Test di accesso alla facoltà di Medicina: proteste contro il numero chiuso

Firenze: il Fronte della Gioventù Comunista alla Fortezza da Basso con striscioni e megafoni. Giacomelli: "L’estrazione sociale degli studenti è diventata in Italia la prima determinante dell’esito dei test. Eppure il Paese soffre da anni una cronica mancanza di personale medico e sanitario"


In occasione delle prove di accesso alla facoltà di Medicina, svoltesi questa mattina alla Fortezza da Basso, il Fronte della Gioventù Comunista (FGC) si è mobilitato a Firenze come in tutta Italia con azioni di protesta contro il numero chiuso nell’università.
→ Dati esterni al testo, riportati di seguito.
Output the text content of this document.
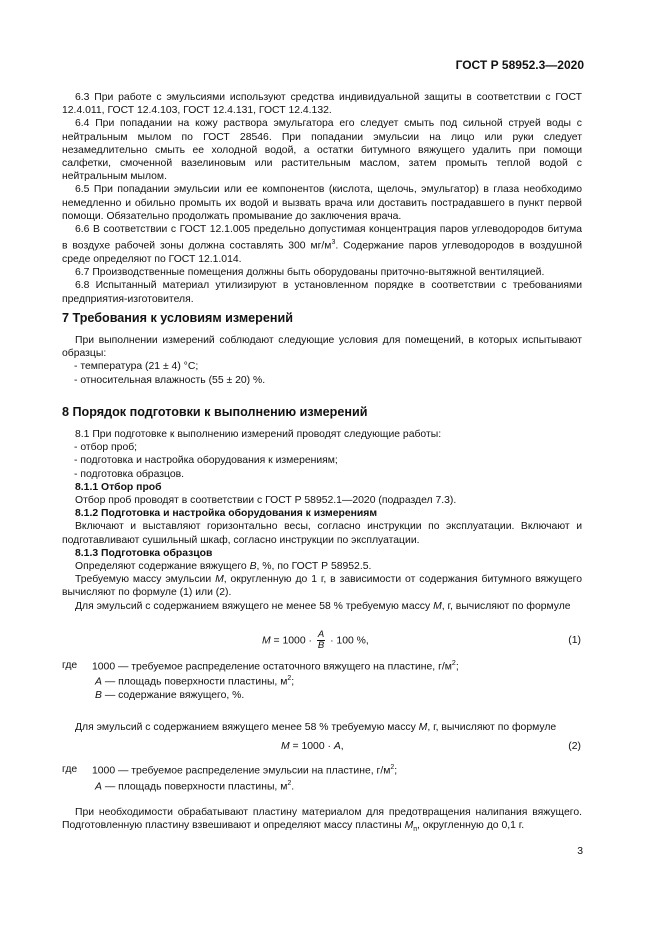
ГОСТ Р 58952.3—2020

6.3 При работе с эмульсиями используют средства индивидуальной защиты в соответствии с ГОСТ 12.4.011, ГОСТ 12.4.103, ГОСТ 12.4.131, ГОСТ 12.4.132.

6.4 При попадании на кожу раствора эмульгатора его следует смыть под сильной струей воды с нейтральным мылом по ГОСТ 28546. При попадании эмульсии на лицо или руки следует незамедлительно смыть ее холодной водой, а остатки битумного вяжущего удалить при помощи салфетки, смоченной вазелиновым или растительным маслом, затем промыть теплой водой с нейтральным мылом.

6.5 При попадании эмульсии или ее компонентов (кислота, щелочь, эмульгатор) в глаза необходимо немедленно и обильно промыть их водой и вызвать врача или доставить пострадавшего в пункт первой помощи. Обязательно продолжать промывание до заключения врача.

6.6 В соответствии с ГОСТ 12.1.005 предельно допустимая концентрация паров углеводородов битума в воздухе рабочей зоны должна составлять 300 $мг/м^3$. Содержание паров углеводородов в воздушной среде определяют по ГОСТ 12.1.014.

6.7 Производственные помещения должны быть оборудованы приточно-вытяжной вентиляцией.

6.8 Испытанный материал утилизируют в установленном порядке в соответствии с требованиями предприятия-изготовителя.

7 Требования к условиям измерений

При выполнении измерений соблюдают следующие условия для помещений, в которых испытывают образцы:

- температура (21 ± 4) °С;

- относительная влажность (55 ± 20) %.

8 Порядок подготовки к выполнению измерений

8.1 При подготовке к выполнению измерений проводят следующие работы:

- отбор проб;

- подготовка и настройка оборудования к измерениям;

- подготовка образцов.

8.1.1 Отбор проб

Отбор проб проводят в соответствии с ГОСТ Р 58952.1—2020 (подраздел 7.3).

8.1.2 Подготовка и настройка оборудования к измерениям

Включают и выставляют горизонтально весы, согласно инструкции по эксплуатации. Включают и подготавливают сушильный шкаф, согласно инструкции по эксплуатации.

8.1.3 Подготовка образцов

Определяют содержание вяжущего В, %, по ГОСТ Р 58952.5.

Требуемую массу эмульсии М, округленную до 1 г, в зависимости от содержания битумного вяжущего вычисляют по формуле (1) или (2).

Для эмульсий с содержанием вяжущего не менее 58 % требуемую массу М, г, вычисляют по формуле

$М = 1000 \cdot \frac{А}{В} \cdot 100$ %,	(1)
где 1000 — требуемое распределение остаточного вяжущего на пластине, $г/м^2$;
А — площадь поверхности пластины, $м^2$;
В — содержание вяжущего, %.

Для эмульсий с содержанием вяжущего менее 58 % требуемую массу М, г, вычисляют по формуле

М = 1000 · А,	(2)
где 1000 — требуемое распределение эмульсии на пластине, $г/м^2$;
А — площадь поверхности пластины, $м^2$.

При необходимости обрабатывают пластину материалом для предотвращения налипания вяжущего. Подготовленную пластину взвешивают и определяют массу пластины $М_п$, округленную до 0,1 г.

3
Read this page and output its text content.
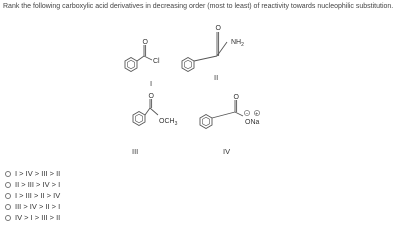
Rank the following carboxylic acid derivatives in decreasing order (most to least) of reactivity towards nucleophilic substitution.
O
Cl
I
O
$NH_2$
II
O
$OCH_3$
III
O
− +
ONa
IV
I > IV > III > II
II > III > IV > I
I > III > II > IV
III > IV > II > I
IV > I > III > II
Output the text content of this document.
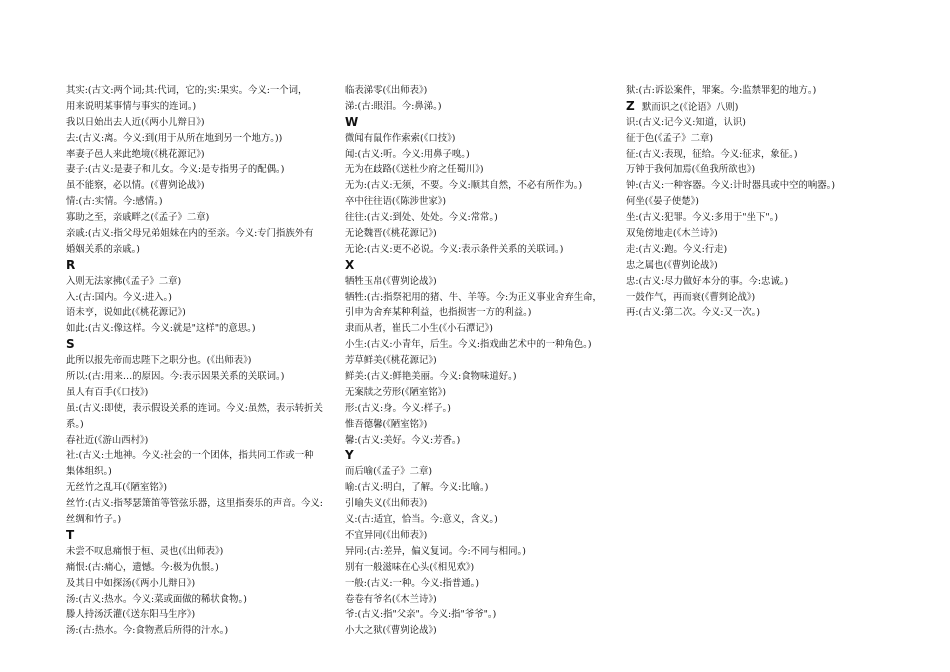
其实:(古文:两个词;其:代词，它的;实:果实。今义:一个词，
用来说明某事情与事实的连词。)
我以日始出去人近(《两小儿辩日》)
去:(古义:离。今义:到(用于从所在地到另一个地方。))
率妻子邑人来此绝境(《桃花源记》)
妻子:(古义:是妻子和儿女。今义:是专指男子的配偶。)
虽不能察，必以情。(《曹刿论战》)
情:(古:实情。今:感情。)
寡助之至，亲戚畔之(《孟子》二章)
亲戚:(古义:指父母兄弟姐妹在内的至亲。今义:专门指族外有
婚姻关系的亲戚。)
R
入则无法家拂(《孟子》二章)
入:(古:国内。今义:进入。)
语未亨，说如此(《桃花源记》)
如此:(古义:像这样。今义:就是"这样"的意思。)
S
此所以报先帝而忠陛下之职分也。(《出师表》)
所以:(古:用来…的原因。今:表示因果关系的关联词。)
虽人有百手(《口技》)
虽:(古义:即使，表示假设关系的连词。今义:虽然，表示转折关
系。)
春社近(《游山西村》)
社:(古义:土地神。今义:社会的一个团体，指共同工作或一种
集体组织。)
无丝竹之乱耳(《陋室铭》)
丝竹:(古义:指琴瑟箫笛等管弦乐器，这里指奏乐的声音。今义:
丝绸和竹子。)
T
未尝不叹息痛恨于桓、灵也(《出师表》)
痛恨:(古:痛心，遗憾。今:极为仇恨。)
及其日中如探汤(《两小儿辩日》)
汤:(古义:热水。今义:菜或面做的稀状食物。)
滕人持汤沃灌(《送东阳马生序》)
汤:(古:热水。今:食物煮后所得的汁水。)
临表涕零(《出师表》)
涕:(古:眼泪。今:鼻涕。)
W
微闻有鼠作作索索(《口技》)
闻:(古义:听。今义:用鼻子嗅。)
无为在歧路(《送杜少府之任蜀川》)
无为:(古义:无须，不要。今义:顺其自然，不必有所作为。)
卒中往往语(《陈涉世家》)
往往:(古义:到处、处处。今义:常常。)
无论魏晋(《桃花源记》)
无论:(古义:更不必说。今义:表示条件关系的关联词。)
X
牺牲玉帛(《曹刿论战》)
牺牲:(古:指祭祀用的猪、牛、羊等。今:为正义事业舍弃生命，
引申为舍弃某种利益，也指损害一方的利益。)
隶而从者，崔氏二小生(《小石潭记》)
小生:(古义:小青年，后生。今义:指戏曲艺术中的一种角色。)
芳草鲜美(《桃花源记》)
鲜美:(古义:鲜艳美丽。今义:食物味道好。)
无案牍之劳形(《陋室铭》)
形:(古义:身。今义:样子。)
惟吾德馨(《陋室铭》)
馨:(古义:美好。今义:芳香。)
Y
而后喻(《孟子》二章)
喻:(古义:明白，了解。今义:比喻。)
引喻失义(《出师表》)
义:(古:适宜，恰当。今:意义，含义。)
不宜异同(《出师表》)
异同:(古:差异，偏义复词。今:不同与相同。)
别有一般滋味在心头(《相见欢》)
一般:(古义:一种。今义:指普通。)
卷卷有爷名(《木兰诗》)
爷:(古义:指"父亲"。今义:指"爷爷"。)
小大之狱(《曹刿论战》)
狱:(古:诉讼案件，罪案。今:监禁罪犯的地方。)
Z 默而识之(《论语》八则)
识:(古义:记今义:知道，认识)
征于色(《孟子》二章)
征:(古义:表现，征给。今义:征求，象征。)
万钟于我何加焉(《鱼我所欲也》)
钟:(古义:一种容器。今义:计时器具或中空的响器。)
何坐(《晏子使楚》)
坐:(古义:犯罪。今义:多用于"坐下"。)
双兔傍地走(《木兰诗》)
走:(古义:跑。今义:行走)
忠之属也(《曹刿论战》)
忠:(古义:尽力做好本分的事。今:忠诚。)
一鼓作气，再而衰(《曹刿论战》)
再:(古义:第二次。今义:又一次。)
Oltre che a Firenze le manifestazioni di protesta ci sono state nelle università di Roma, Milano, Napoli, Torino, Palermo, Cagliari, Bologna e decine di atenei in capoluoghi di provincia e regione. «L’estrazione sociale degli studenti è diventata in Italia la prima determinante dell’esito dei test. Come si può parlare ancora di meritocrazia? - ha commentato Gabriele Giacomelli responsabile locale FGC – le migliaia di studenti che non provengono da scuole prestigiose e che non possono permettersi di prepararsi con corsi privati dal costo di migliaia di euro vengono duramente penalizzati durante queste prove. Se non si parte dalle stesse condizioni, di certo non se ne può fare una questione di merito. L’Italia - ha aggiunto Giacomelli- soffre da anni una cronica mancanza di personale medico e sanitario. Il saldo negativo tra chi va in pensione ed i nuovi medici continua ad aggravarsi, col risultato che in 7 anni abbiamo perso 9mila medici e mancano 50mila infermieri. Solo in Toscana nelle corsie dei nostri ospedali mancano circa 150 medici oltre 770 infermieri. È ormai chiaro che nella situazione attuale i test di Medicina servano solo ad assecondare i tagli alla sanità pubblica, tutto a vantaggio del privato».